The new lunch-ware required buying 150 stainless steel trays and just over $1,000, Dlugon said. A grant from the Rhode Island Education Department covered the cost.

Because Brown Avenue already had a dishwasher, it was better suited to take on this transition. As the trays are returned to the kitchen throughout lunch, kitchen staff member Nancy Carlton places them on a rack in a hatch-like dishwasher that can wash a dozen per minute, she said, and the trays have added only 15 minutes to her day. Compostable trays serve as a backup option in case they run out of steel ones.

School officials project they will save $3,500 per school year, after accounting for the new trays and extra staff time. Kelly DeAngelis, a facilitator with the Rhode Island School Recycling Project, who helped Brown Avenue make the switch, said that the school’s experience has inspired others in the district to follow suit.

Switching to a reusable option is better for children’s health and often the school’s budget, said Plastic Free Restaurants founder John Charles Meyer, whose group provides funding to kitchens throughout the country to replace single-use plastic. But it takes work to convince administrators to invest time and effort into the transition.

“I’ve learned when speaking to schools, you do not lead with the environment,” Meyer said. “What you lead with is, ‘Your school is poisoning your children.’”

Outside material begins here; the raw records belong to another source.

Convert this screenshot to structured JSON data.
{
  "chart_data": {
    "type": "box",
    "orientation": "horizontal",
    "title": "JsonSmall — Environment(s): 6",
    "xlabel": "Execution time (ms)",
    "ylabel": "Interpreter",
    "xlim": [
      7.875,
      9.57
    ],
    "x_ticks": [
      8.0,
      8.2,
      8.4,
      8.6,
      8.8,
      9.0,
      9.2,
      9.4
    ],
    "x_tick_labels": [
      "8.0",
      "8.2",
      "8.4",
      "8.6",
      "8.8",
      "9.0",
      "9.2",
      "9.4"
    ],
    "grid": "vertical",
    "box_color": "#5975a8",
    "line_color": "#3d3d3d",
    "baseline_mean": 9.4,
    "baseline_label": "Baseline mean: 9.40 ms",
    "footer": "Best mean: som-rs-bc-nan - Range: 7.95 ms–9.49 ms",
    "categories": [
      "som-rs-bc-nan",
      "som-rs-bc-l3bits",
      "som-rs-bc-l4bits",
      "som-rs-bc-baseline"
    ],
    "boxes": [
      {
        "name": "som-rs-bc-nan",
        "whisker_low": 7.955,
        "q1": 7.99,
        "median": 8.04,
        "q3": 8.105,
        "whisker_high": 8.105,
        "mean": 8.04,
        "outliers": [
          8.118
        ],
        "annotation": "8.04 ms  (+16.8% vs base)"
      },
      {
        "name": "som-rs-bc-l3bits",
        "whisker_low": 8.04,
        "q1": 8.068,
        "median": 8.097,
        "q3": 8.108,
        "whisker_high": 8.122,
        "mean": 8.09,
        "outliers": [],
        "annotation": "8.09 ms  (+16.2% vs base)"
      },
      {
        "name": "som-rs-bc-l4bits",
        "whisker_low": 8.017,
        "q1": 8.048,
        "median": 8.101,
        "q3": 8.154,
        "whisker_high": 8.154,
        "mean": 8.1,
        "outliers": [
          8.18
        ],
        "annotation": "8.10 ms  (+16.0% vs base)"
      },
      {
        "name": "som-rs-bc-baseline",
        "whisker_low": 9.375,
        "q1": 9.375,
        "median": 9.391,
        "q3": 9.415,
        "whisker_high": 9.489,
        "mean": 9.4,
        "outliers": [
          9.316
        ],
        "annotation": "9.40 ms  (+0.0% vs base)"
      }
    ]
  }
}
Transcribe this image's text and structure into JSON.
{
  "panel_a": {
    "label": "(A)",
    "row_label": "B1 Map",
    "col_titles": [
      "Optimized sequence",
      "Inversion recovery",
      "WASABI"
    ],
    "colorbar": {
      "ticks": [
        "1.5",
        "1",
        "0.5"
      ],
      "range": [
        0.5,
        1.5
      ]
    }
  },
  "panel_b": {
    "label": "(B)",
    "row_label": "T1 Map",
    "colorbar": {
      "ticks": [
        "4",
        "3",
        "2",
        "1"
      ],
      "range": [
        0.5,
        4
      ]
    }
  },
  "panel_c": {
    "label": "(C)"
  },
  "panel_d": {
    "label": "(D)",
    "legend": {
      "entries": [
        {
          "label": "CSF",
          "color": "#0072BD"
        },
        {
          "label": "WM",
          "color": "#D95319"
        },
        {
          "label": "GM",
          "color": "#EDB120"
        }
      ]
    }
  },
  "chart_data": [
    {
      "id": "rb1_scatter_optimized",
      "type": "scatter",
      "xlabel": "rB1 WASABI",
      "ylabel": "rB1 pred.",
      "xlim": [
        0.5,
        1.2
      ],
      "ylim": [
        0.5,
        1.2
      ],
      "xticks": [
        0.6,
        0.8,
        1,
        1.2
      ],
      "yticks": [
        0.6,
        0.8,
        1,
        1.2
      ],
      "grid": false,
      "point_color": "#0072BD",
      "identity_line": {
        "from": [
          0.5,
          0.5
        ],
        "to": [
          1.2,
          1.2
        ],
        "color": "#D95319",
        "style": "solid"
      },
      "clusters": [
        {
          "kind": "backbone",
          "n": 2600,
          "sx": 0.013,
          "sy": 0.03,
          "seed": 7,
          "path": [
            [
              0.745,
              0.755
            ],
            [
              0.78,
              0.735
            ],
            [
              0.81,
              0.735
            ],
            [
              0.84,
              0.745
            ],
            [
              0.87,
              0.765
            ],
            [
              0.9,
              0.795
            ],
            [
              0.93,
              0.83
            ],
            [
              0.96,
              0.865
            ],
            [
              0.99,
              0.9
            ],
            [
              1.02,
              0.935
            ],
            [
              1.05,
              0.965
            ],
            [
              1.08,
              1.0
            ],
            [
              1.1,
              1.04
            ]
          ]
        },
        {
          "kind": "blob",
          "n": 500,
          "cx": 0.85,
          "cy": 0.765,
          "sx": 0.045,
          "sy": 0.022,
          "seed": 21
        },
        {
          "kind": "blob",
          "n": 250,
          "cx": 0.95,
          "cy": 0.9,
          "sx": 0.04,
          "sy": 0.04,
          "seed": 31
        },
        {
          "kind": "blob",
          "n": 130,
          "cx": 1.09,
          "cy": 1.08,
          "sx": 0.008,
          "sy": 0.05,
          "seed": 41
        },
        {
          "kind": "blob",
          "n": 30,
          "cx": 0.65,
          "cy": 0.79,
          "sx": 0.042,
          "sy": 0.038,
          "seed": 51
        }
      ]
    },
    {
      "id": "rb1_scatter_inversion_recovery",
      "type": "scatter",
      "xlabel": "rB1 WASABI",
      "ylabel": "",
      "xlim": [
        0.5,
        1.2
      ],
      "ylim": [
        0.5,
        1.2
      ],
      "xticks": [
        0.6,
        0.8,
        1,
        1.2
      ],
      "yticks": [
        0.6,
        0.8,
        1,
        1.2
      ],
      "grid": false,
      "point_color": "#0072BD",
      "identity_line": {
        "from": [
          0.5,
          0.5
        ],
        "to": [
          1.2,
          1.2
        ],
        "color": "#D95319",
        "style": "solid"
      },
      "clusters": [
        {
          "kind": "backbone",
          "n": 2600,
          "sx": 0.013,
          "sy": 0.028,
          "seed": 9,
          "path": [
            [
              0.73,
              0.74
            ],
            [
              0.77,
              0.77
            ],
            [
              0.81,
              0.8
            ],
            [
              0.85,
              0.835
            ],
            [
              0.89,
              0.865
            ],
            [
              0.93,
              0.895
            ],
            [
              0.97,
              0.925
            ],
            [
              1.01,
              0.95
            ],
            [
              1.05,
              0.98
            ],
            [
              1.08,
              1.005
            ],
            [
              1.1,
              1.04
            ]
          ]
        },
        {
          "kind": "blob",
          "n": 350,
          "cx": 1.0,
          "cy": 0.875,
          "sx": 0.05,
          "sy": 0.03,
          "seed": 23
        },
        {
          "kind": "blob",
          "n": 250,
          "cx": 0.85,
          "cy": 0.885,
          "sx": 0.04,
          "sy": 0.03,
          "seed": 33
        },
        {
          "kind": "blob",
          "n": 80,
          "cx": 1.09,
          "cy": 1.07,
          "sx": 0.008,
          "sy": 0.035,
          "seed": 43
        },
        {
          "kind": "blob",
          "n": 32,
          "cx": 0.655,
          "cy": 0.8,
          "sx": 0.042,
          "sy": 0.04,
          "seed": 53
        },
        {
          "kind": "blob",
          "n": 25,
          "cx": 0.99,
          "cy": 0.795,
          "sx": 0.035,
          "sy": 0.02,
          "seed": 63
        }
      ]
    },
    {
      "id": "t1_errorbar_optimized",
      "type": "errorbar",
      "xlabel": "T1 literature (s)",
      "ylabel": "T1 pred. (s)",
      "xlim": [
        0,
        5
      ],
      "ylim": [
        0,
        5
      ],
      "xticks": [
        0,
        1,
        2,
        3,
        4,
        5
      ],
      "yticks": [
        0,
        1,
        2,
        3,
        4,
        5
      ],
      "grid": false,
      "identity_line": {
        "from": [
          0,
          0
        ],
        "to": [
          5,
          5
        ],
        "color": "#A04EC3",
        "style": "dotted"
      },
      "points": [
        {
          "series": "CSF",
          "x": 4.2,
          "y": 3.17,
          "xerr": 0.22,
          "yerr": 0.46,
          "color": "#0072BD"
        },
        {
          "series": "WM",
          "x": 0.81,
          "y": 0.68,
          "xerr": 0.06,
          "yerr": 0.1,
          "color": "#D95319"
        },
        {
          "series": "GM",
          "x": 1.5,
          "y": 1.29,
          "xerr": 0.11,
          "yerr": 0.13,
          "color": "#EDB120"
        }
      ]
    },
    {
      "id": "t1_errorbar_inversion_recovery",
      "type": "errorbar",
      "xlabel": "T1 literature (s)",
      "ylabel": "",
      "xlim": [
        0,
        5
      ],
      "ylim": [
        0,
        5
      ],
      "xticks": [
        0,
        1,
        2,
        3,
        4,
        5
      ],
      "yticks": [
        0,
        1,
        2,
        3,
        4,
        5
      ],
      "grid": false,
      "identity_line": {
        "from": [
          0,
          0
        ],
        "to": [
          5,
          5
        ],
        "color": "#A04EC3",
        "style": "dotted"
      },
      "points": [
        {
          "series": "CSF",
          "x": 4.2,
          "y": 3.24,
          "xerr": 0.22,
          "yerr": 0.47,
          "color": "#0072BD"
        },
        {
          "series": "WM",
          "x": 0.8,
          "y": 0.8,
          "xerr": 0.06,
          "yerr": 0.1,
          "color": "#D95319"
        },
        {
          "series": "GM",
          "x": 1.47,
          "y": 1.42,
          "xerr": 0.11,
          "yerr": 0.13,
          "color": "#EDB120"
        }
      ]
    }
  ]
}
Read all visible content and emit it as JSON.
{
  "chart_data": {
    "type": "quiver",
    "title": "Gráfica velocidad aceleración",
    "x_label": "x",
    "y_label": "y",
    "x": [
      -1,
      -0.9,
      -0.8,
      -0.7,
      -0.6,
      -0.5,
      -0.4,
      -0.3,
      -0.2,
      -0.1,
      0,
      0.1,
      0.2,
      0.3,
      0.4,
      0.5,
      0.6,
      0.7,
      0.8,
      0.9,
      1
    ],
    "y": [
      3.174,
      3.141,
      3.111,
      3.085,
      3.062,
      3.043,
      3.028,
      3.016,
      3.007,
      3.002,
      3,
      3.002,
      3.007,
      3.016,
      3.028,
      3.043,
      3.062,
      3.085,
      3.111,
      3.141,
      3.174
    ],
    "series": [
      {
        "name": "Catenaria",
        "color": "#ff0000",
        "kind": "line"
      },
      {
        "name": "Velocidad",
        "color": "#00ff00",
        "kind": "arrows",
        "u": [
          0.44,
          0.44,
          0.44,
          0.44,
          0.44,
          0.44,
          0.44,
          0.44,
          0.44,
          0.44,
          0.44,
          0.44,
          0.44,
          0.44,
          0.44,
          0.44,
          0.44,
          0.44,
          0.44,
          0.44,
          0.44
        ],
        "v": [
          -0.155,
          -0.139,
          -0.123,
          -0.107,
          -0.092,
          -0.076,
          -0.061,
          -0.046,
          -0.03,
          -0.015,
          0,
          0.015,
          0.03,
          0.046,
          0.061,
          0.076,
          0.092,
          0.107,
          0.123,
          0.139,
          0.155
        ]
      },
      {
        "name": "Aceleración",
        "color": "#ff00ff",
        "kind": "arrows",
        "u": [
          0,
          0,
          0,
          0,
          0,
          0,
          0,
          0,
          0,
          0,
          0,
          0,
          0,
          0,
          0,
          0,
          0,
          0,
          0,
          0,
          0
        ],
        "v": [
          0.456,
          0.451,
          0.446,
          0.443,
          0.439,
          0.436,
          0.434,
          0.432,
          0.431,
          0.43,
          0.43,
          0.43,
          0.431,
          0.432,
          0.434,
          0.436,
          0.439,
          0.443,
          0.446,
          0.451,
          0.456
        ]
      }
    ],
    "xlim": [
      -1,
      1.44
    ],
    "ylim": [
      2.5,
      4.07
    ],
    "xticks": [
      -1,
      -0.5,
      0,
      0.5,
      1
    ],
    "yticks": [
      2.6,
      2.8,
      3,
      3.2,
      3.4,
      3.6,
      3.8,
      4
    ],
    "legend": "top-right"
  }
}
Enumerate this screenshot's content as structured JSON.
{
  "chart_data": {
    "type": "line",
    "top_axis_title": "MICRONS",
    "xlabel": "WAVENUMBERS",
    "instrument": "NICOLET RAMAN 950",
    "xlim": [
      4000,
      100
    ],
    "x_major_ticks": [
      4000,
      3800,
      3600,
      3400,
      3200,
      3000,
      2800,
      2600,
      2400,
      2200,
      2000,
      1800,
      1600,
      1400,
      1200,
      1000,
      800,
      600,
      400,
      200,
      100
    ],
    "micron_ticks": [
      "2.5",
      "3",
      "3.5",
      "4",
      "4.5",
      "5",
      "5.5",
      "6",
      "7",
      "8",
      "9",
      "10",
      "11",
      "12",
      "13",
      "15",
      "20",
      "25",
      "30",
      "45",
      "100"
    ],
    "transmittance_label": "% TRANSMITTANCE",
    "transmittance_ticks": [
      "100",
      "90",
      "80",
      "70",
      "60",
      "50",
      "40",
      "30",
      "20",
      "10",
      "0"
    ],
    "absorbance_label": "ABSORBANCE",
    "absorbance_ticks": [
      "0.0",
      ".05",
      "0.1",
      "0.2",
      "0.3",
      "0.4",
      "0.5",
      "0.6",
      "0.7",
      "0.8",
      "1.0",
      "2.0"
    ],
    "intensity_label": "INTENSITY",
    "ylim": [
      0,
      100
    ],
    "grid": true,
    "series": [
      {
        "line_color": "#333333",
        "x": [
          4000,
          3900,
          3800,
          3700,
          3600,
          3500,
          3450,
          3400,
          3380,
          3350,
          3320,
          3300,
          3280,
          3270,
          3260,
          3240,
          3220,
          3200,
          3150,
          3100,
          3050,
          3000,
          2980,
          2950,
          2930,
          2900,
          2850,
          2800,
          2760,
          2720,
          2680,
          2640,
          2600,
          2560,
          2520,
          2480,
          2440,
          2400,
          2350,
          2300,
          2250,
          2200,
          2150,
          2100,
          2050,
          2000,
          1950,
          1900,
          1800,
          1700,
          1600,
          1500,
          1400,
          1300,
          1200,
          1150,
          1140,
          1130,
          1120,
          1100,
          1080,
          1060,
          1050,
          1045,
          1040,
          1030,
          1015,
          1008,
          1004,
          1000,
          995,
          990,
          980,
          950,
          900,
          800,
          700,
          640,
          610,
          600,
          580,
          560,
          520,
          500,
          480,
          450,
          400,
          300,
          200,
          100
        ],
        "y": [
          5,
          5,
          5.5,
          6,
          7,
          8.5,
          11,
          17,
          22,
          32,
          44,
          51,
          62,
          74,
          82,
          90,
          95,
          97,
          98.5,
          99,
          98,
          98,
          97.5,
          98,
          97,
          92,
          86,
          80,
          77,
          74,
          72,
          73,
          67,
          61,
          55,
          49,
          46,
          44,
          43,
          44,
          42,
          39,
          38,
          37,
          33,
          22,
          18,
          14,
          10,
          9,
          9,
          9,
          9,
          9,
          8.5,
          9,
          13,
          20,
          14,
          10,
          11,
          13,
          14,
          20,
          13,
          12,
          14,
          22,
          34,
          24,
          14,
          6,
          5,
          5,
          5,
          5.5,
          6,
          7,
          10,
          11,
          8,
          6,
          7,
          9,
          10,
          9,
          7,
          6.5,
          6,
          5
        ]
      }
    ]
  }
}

Children are especially vulnerable to chemical leaching and microplastics because of their hormonal development, Mantravadi said.

“They’re not just toxic for the planet, they’re toxic for human health,” she said.

Several cities and states besides Rhode Island have plastic-foam bans, including Maryland and the District of Columbia. And Meyer’s organization has partnered with other groups, like Rethink Disposable and the Center for Environmental Health, to eliminate 13 million single-use plastics from over 150 restaurants and schools across 13 states. Change is slow, according to Meyer, though some Democratic members of Congress are pushing to ban plastic foam nationwide by 2026.

“When you see states like Rhode Island having formal bans, what that does is it allows real enforcement of the science, and then funding to follow,” Mantravadi said.